I can't seem to find the weight of Tesla's motors. Anyone know it to give a comparison between Seimen's and Tesla's?
According to the Siemans site:
The performance of the drive systems used in electric vehicles is about two kW per kg.
That's an interesting quote, as "electric vehicles" can mean anything from a golf cart and a scooter up to a diesel electric locomotive!
 
I think the big difference here is the 260kw continuous output instead of peak output. I don't know what the S's continuous output rating is, but I wouldn't be surprised if its significantly less than 260 kw / 50 kg. Peak output is much more important for cars, while planes are all about continuous output.
 
Another source of power density for automotive electric motors (McLaren on their Formula E motors)

The electric motor that we have developed is incredibly lightweight and powerful. In fact, as far as we know, it has the greatest power density of any automotive electric motor in the world today. A typical series hybrid motor has a power density of 2-3kW/kg. The motor in Formula E delivers a stunning 8kW/kg, which is 3 to 4 times higher.
McLaren - the power behind Formula E
 
Getting the weight of the motor is a nice start, but kWh/lb of batteries is the real killer. Those kW have to come from somewhere :)

For aerospace, the power does not have to come solely from batteries, a jet turbine would work as a generator as well as providing its own thrust. You might have one turbofan driving electrically driven propellers or inducted fans. There would be an efficiency balance between the size and fuel tank of the turbofan, the weight (and size) of the electric motors, and the weight and size of any buffer/ battery pack. For wing based engines, you would have aerodynamic benefits (motor 'hidden in wing'), and also save weight as the wings would be stressed for lighter loads - useful for 'solar' planes as well.

For some purposes (e.g. VTOL), ground or ship based power transmission could be used to augment take off power. Rear tail rotors on helicopters could also use electric motors, rather than shafts from the main engine (not sure if this is already done)
 
Last edited:
I saw this thread and was curious on how this compared to my own experience. The 260kw at 50kg is about 5.2 Kw/kg. In my plane I have a small electric motor, 23kw max, 16kw continuous and about 7.3 lbs. That gives about 2.2 Kw/kg continuous, about half the weight efficiency of the OP. This sailplane has been sold and flown for the past couple of years. Older technology but it works. I've flown it 40 hours over the past two months. Granted it's a recreational type of use in a sailplane but I have fun. Link to motor: http://www.front-electric- sustainer.com/technology.php. Link to my sailplane. AliSport.

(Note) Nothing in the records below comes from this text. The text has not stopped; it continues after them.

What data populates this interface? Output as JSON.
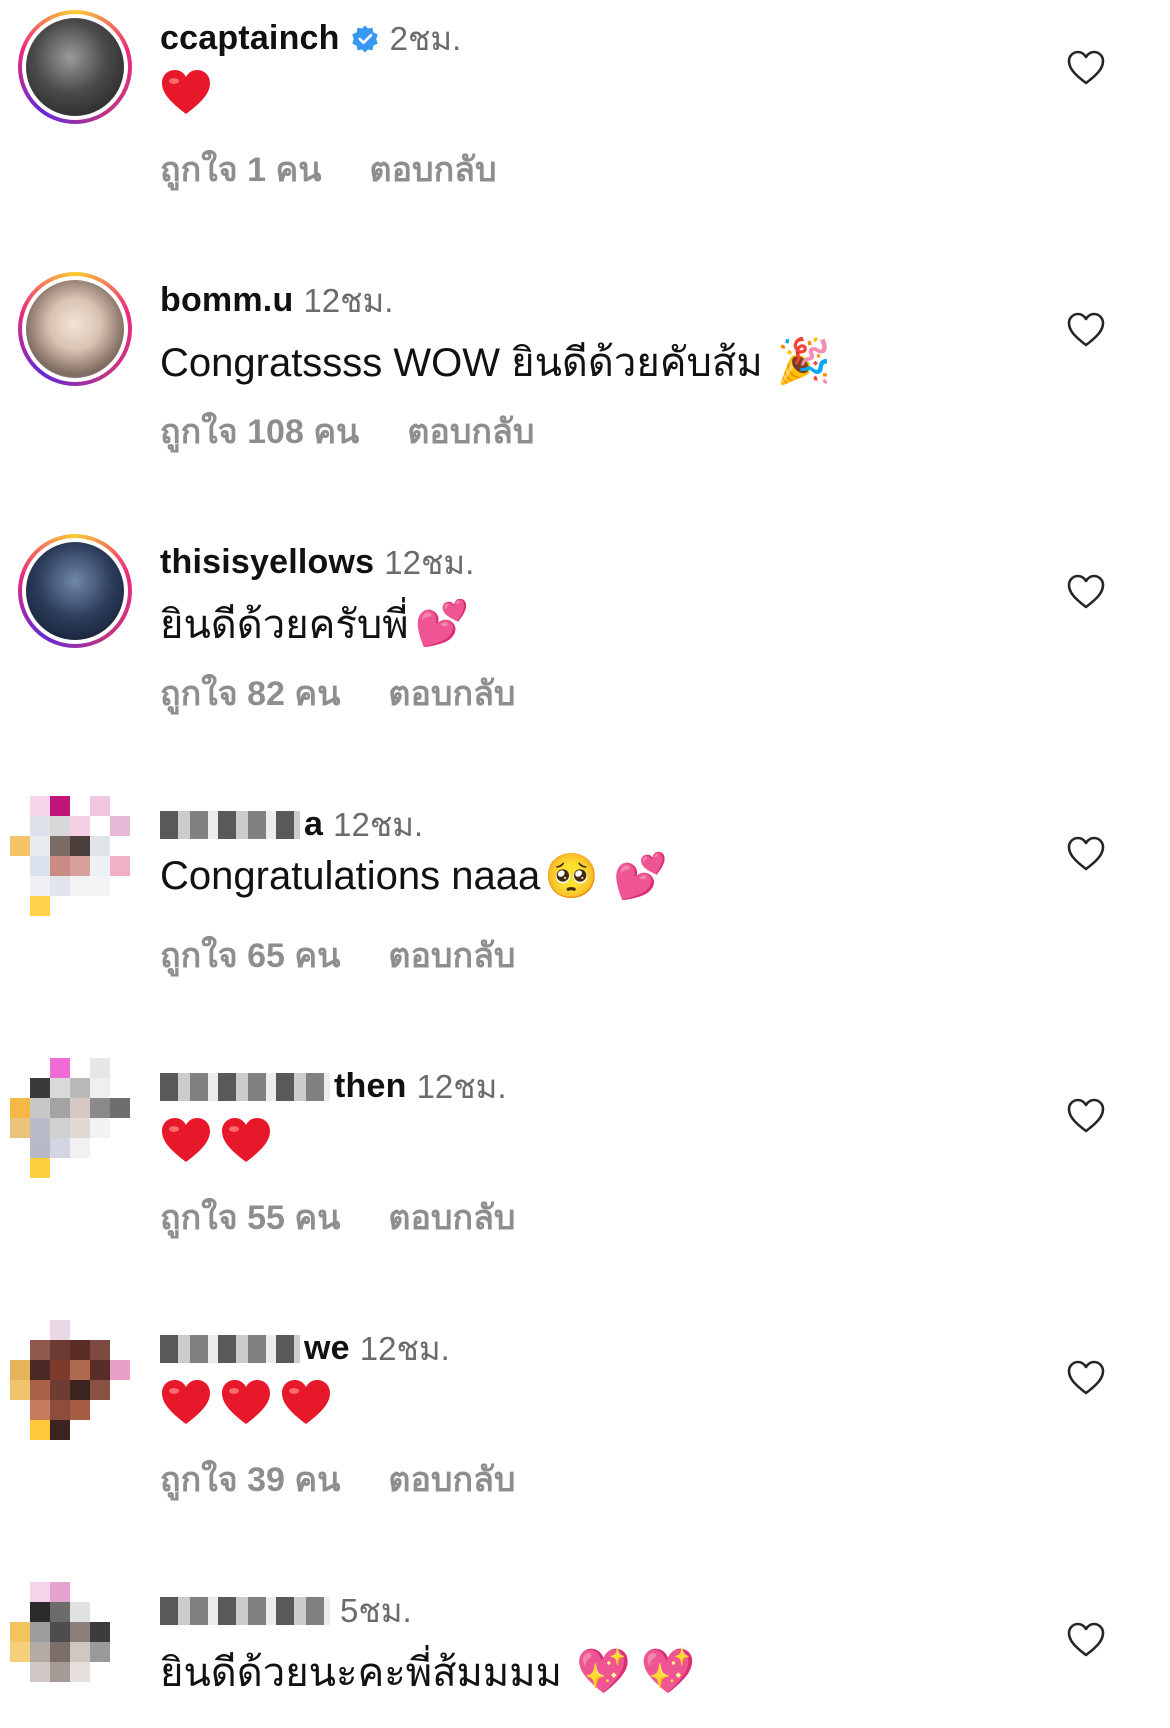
{
  "comments": [
    {
      "username": "ccaptainch",
      "verified": true,
      "time": "2ชม.",
      "text": "",
      "emoji": [
        "red-heart"
      ],
      "likes": "ถูกใจ 1 คน",
      "reply": "ตอบกลับ"
    },
    {
      "username": "bomm.u",
      "verified": false,
      "time": "12ชม.",
      "text": "Congratssss WOW ยินดีด้วยคับส้ม",
      "emoji": [
        "party-popper"
      ],
      "likes": "ถูกใจ 108 คน",
      "reply": "ตอบกลับ"
    },
    {
      "username": "thisisyellows",
      "verified": false,
      "time": "12ชม.",
      "text": "ยินดีด้วยครับพี่",
      "emoji": [
        "two-hearts"
      ],
      "likes": "ถูกใจ 82 คน",
      "reply": "ตอบกลับ"
    },
    {
      "username": "a",
      "verified": false,
      "time": "12ชม.",
      "text": "Congratulations naaa",
      "emoji": [
        "pleading-face",
        "two-hearts"
      ],
      "likes": "ถูกใจ 65 คน",
      "reply": "ตอบกลับ"
    },
    {
      "username": "then",
      "verified": false,
      "time": "12ชม.",
      "text": "",
      "emoji": [
        "red-heart",
        "red-heart"
      ],
      "likes": "ถูกใจ 55 คน",
      "reply": "ตอบกลับ"
    },
    {
      "username": "we",
      "verified": false,
      "time": "12ชม.",
      "text": "",
      "emoji": [
        "red-heart",
        "red-heart",
        "red-heart"
      ],
      "likes": "ถูกใจ 39 คน",
      "reply": "ตอบกลับ"
    },
    {
      "username": "",
      "verified": false,
      "time": "5ชม.",
      "text": "ยินดีด้วยนะคะพี่ส้มมมม",
      "emoji": [
        "sparkling-heart",
        "sparkling-heart"
      ],
      "likes": "",
      "reply": ""
    }
  ],
  "colors": {
    "text": "#111111",
    "muted": "#8e8e8e",
    "verified": "#3897f0",
    "heart": "#ed4956"
  }
}
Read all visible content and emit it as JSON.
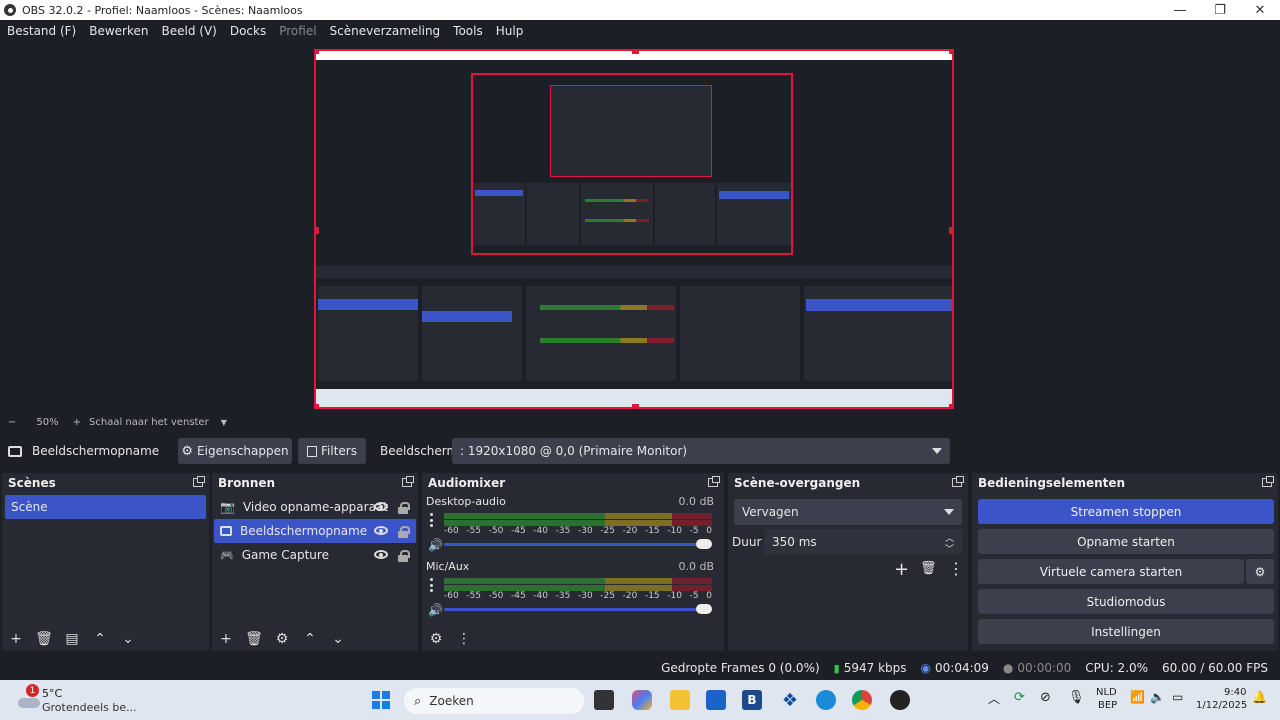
{
  "window": {
    "title": "OBS 32.0.2 - Profiel: Naamloos - Scènes: Naamloos",
    "minimize": "—",
    "maximize": "❐",
    "close": "✕"
  },
  "menu": [
    "Bestand (F)",
    "Bewerken",
    "Beeld (V)",
    "Docks",
    "Profiel",
    "Scèneverzameling",
    "Tools",
    "Hulp"
  ],
  "zoom": {
    "minus": "−",
    "percent": "50%",
    "plus": "+",
    "scale_label": "Schaal naar het venster"
  },
  "source_bar": {
    "source_name": "Beeldschermopname",
    "properties": "Eigenschappen",
    "filters": "Filters",
    "screen_label": "Beeldscherm",
    "screen_value": ": 1920x1080 @ 0,0 (Primaire Monitor)"
  },
  "scenes": {
    "title": "Scènes",
    "items": [
      "Scène"
    ]
  },
  "sources": {
    "title": "Bronnen",
    "items": [
      "Video opname-apparaat",
      "Beeldschermopname",
      "Game Capture"
    ]
  },
  "mixer": {
    "title": "Audiomixer",
    "channels": [
      {
        "name": "Desktop-audio",
        "db": "0.0 dB"
      },
      {
        "name": "Mic/Aux",
        "db": "0.0 dB"
      }
    ],
    "scale": [
      "-60",
      "-55",
      "-50",
      "-45",
      "-40",
      "-35",
      "-30",
      "-25",
      "-20",
      "-15",
      "-10",
      "-5",
      "0"
    ]
  },
  "transitions": {
    "title": "Scène-overgangen",
    "selected": "Vervagen",
    "duration_label": "Duur",
    "duration_value": "350 ms"
  },
  "controls": {
    "title": "Bedieningselementen",
    "stop_streaming": "Streamen stoppen",
    "start_recording": "Opname starten",
    "virtual_camera": "Virtuele camera starten",
    "studio_mode": "Studiomodus",
    "settings": "Instellingen"
  },
  "status": {
    "dropped_frames": "Gedropte Frames 0 (0.0%)",
    "bitrate": "5947 kbps",
    "stream_time": "00:04:09",
    "record_time": "00:00:00",
    "cpu": "CPU: 2.0%",
    "fps": "60.00 / 60.00 FPS"
  },
  "taskbar": {
    "weather_temp": "5°C",
    "weather_desc": "Grotendeels be...",
    "weather_badge": "1",
    "search_placeholder": "Zoeken",
    "lang_top": "NLD",
    "lang_bottom": "BEP",
    "time": "9:40",
    "date": "1/12/2025"
  },
  "colors": {
    "accent": "#3b55c9",
    "selection_border": "#e0163b",
    "background": "#1d1f26",
    "panel": "#272a33",
    "button": "#3c404d"
  }
}
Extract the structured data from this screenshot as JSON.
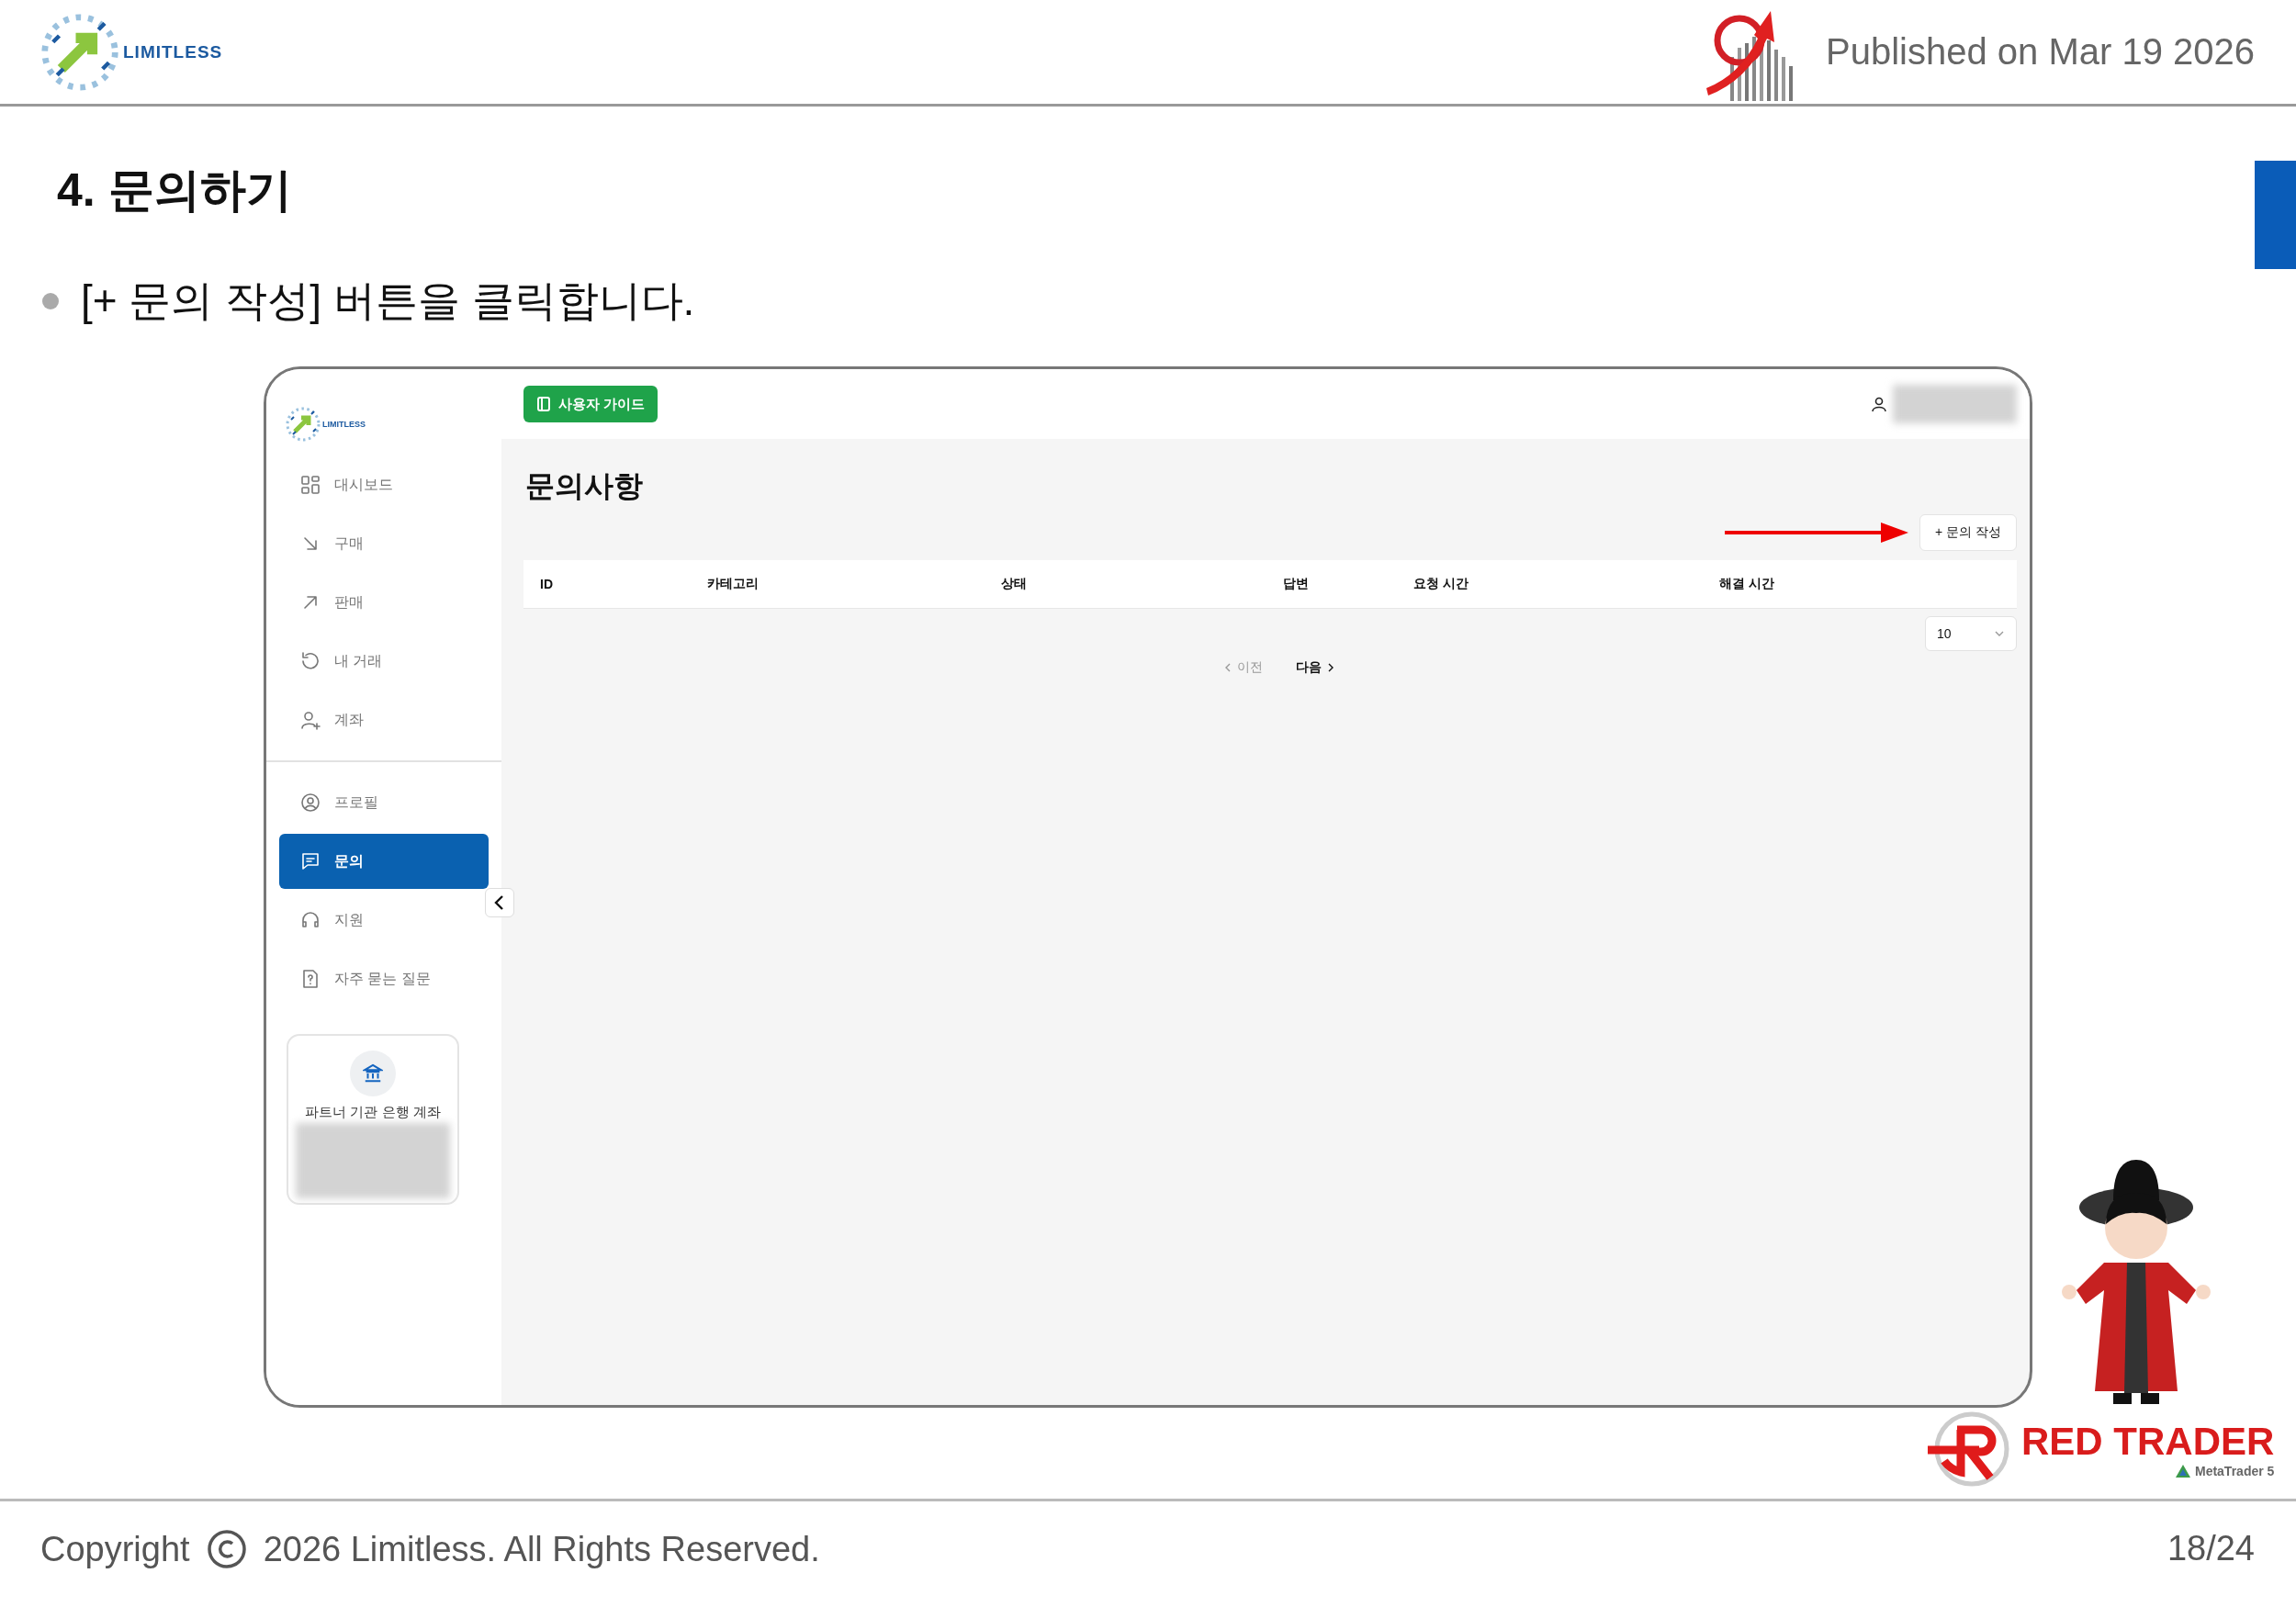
{
  "header": {
    "logo_text": "LIMITLESS",
    "published": "Published on Mar 19 2026"
  },
  "slide": {
    "title": "4. 문의하기",
    "bullets": [
      "[+ 문의 작성] 버튼을 클릭합니다."
    ]
  },
  "app": {
    "guide_button": "사용자 가이드",
    "sidebar": {
      "logo_text": "LIMITLESS",
      "groups": [
        [
          {
            "label": "대시보드",
            "selected": false
          },
          {
            "label": "구매",
            "selected": false
          },
          {
            "label": "판매",
            "selected": false
          },
          {
            "label": "내 거래",
            "selected": false
          },
          {
            "label": "계좌",
            "selected": false
          }
        ],
        [
          {
            "label": "프로필",
            "selected": false
          },
          {
            "label": "문의",
            "selected": true
          },
          {
            "label": "지원",
            "selected": false
          },
          {
            "label": "자주 묻는 질문",
            "selected": false
          }
        ]
      ],
      "card": {
        "title": "파트너 기관 은행 계좌"
      }
    },
    "page_title": "문의사항",
    "write_button": "+ 문의 작성",
    "table": {
      "columns": [
        "ID",
        "카테고리",
        "상태",
        "답변",
        "요청 시간",
        "해결 시간"
      ]
    },
    "page_size": "10",
    "pagination": [
      {
        "label": "이전",
        "disabled": true
      },
      {
        "label": "다음",
        "disabled": false
      }
    ]
  },
  "brand": {
    "name": "RED TRADER",
    "platform": "MetaTrader 5"
  },
  "footer": {
    "copyright": "Copyright",
    "rights": "2026 Limitless. All Rights Reserved.",
    "page": "18/24"
  }
}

It's kind of weird for me to drive my electric car 50 miles then fly the electric plane. When I was young I thought that would be science fiction.

  • :smile:

Jim
 
Using ground power for take-off and then regen for landing sounds like a recipe for a very efficient system. I can't imaging how much energy gets wasted by jets when "air braking" on descent. Gotta be a huge number.

Cost and SMOH would make or break this. I agree on the fossil fuel (whether turbine or combustion) as the source of the electricity as the weight of the battery would shoot range to hell. Most bypass turbines don't use thrust as their major propulsion but for transfer to the gear case, so maybe someone can come up with a method of maximizing thrust in the actual charging turbine so that it is ... well ... a hybrid plane.

FAA is going to get paws in this for sure, so they need to increase that SMOH to several thousand hours to even think it to be considered as a choice.

Just my thoughts.